With fairground rides, beer tents and live music, it’s easy to see why so many people have missed these occasions over the last two years. Whether it’s a small Dorffest or the larger Volksfeste both can be best described as mini Oktoberfests, although this might be an unfair comparison. Where the Oktoberfest has increasingly become an example of the commercialisation of German traditions, the local Fests retain much of their local charm. The beer still comes in 1 litre glasses, the benches are set up in organised rows and the music can still range from the traditional Blasmusik to AC/DC. Crucially, there are fewer crowds and cheaper beer.
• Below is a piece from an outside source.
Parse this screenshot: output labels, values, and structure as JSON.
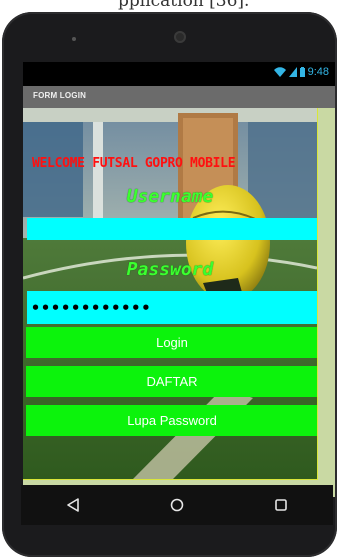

Here again we find another connection to British May Day revelry. Back in my home city of Newcastle, May Day is also celebrated with a beer fuelled fun, although I would hazard a guess that the levels of alcohol consumed is higher in the North East than here in Germany. The May Day Bank holiday, which always falls on the first Monday regardless of the date, sees scores of Geordies head to the coast, namely Whitley Bay, to spend the day drinking and should the weather decide to play nice, sunning themselves on the beach. Whereas the Volksfests of Germany will often seem like organised chaos, the adventures of young permatanned Geordies hammering pints of Fosters is just bog standard chaos. The most obvious difference between the two is that I can happily spend an entire night in a beer tent sculling Maß bier, whereas it’s always advisable to leave the partying in Whitley Bay before the sun goes down. Trust me, here there be monsters.
It’s a sad fact that most nights out in the UK have a not so well hidden element of aggression underlying the fun. This is certainly not something I miss. The worst thing that might happen here is someone falling of a rocking beer bench, which is obviously not ideal, but it pales in comparison with being started-on by a reject from reality TV series about who has the tightest t-shirt. The many hyper professional wait-staff serving beer to Lederhosen clad party animals might be a bit direct, but they rarely leave a scar, well, at least not a physical one.
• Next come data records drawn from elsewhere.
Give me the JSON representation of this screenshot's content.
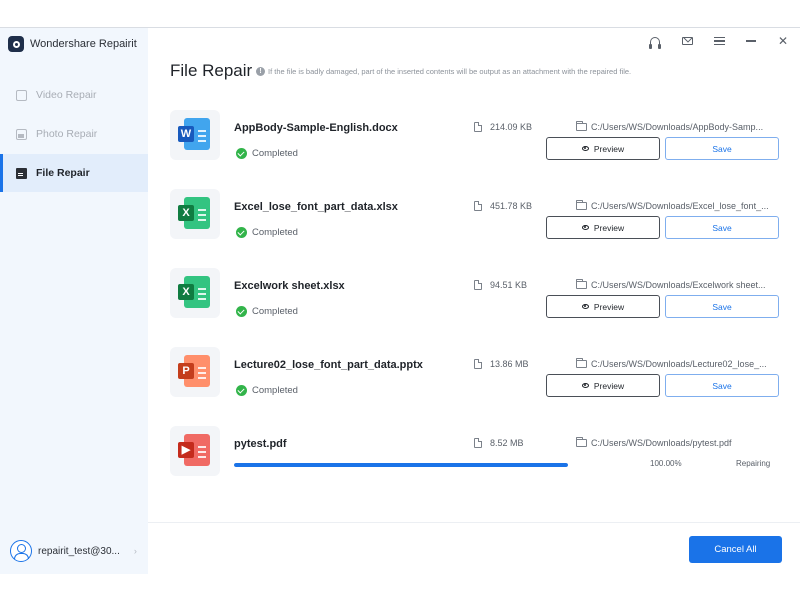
{
  "app": {
    "name": "Wondershare Repairit"
  },
  "sidebar": {
    "items": [
      {
        "label": "Video Repair",
        "icon": "video-icon",
        "active": false
      },
      {
        "label": "Photo Repair",
        "icon": "photo-icon",
        "active": false
      },
      {
        "label": "File Repair",
        "icon": "file-icon",
        "active": true
      }
    ],
    "account": "repairit_test@30..."
  },
  "header": {
    "title": "File Repair",
    "hint": "If the file is badly damaged, part of the inserted contents will be output as an attachment with the repaired file."
  },
  "files": [
    {
      "name": "AppBody-Sample-English.docx",
      "type": "word",
      "status": "Completed",
      "size": "214.09 KB",
      "path": "C:/Users/WS/Downloads/AppBody-Samp..."
    },
    {
      "name": "Excel_lose_font_part_data.xlsx",
      "type": "excel",
      "status": "Completed",
      "size": "451.78 KB",
      "path": "C:/Users/WS/Downloads/Excel_lose_font_..."
    },
    {
      "name": "Excelwork sheet.xlsx",
      "type": "excel",
      "status": "Completed",
      "size": "94.51 KB",
      "path": "C:/Users/WS/Downloads/Excelwork sheet..."
    },
    {
      "name": "Lecture02_lose_font_part_data.pptx",
      "type": "powerpoint",
      "status": "Completed",
      "size": "13.86 MB",
      "path": "C:/Users/WS/Downloads/Lecture02_lose_..."
    },
    {
      "name": "pytest.pdf",
      "type": "pdf",
      "status": "Repairing",
      "size": "8.52 MB",
      "path": "C:/Users/WS/Downloads/pytest.pdf",
      "progress_label": "100.00%",
      "progress": 1.0
    }
  ],
  "buttons": {
    "preview": "Preview",
    "save": "Save",
    "cancel_all": "Cancel All"
  },
  "colors": {
    "accent": "#1a73e8",
    "success": "#32b44a",
    "word": "#2b7cd3",
    "excel": "#21a366",
    "powerpoint": "#e8672c",
    "pdf": "#e0443e"
  }
}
The arrival of the Volksfest also signifies something more in Germany, not only is it a celebration of the arrival of May, but also the arrival of the wider fest season. Throughout May, June and July, across the country there is barely a weekend that isn’t filled with some kind of traditional event with beer benches set up in their usual massed ranks. From Jazz festival, beer festivals, or festivals of local food, we’re really spoiled for choice. Given the excitement surrounding the first one of the season, this year may well be one to remember…barring a catastrophic hangover of course.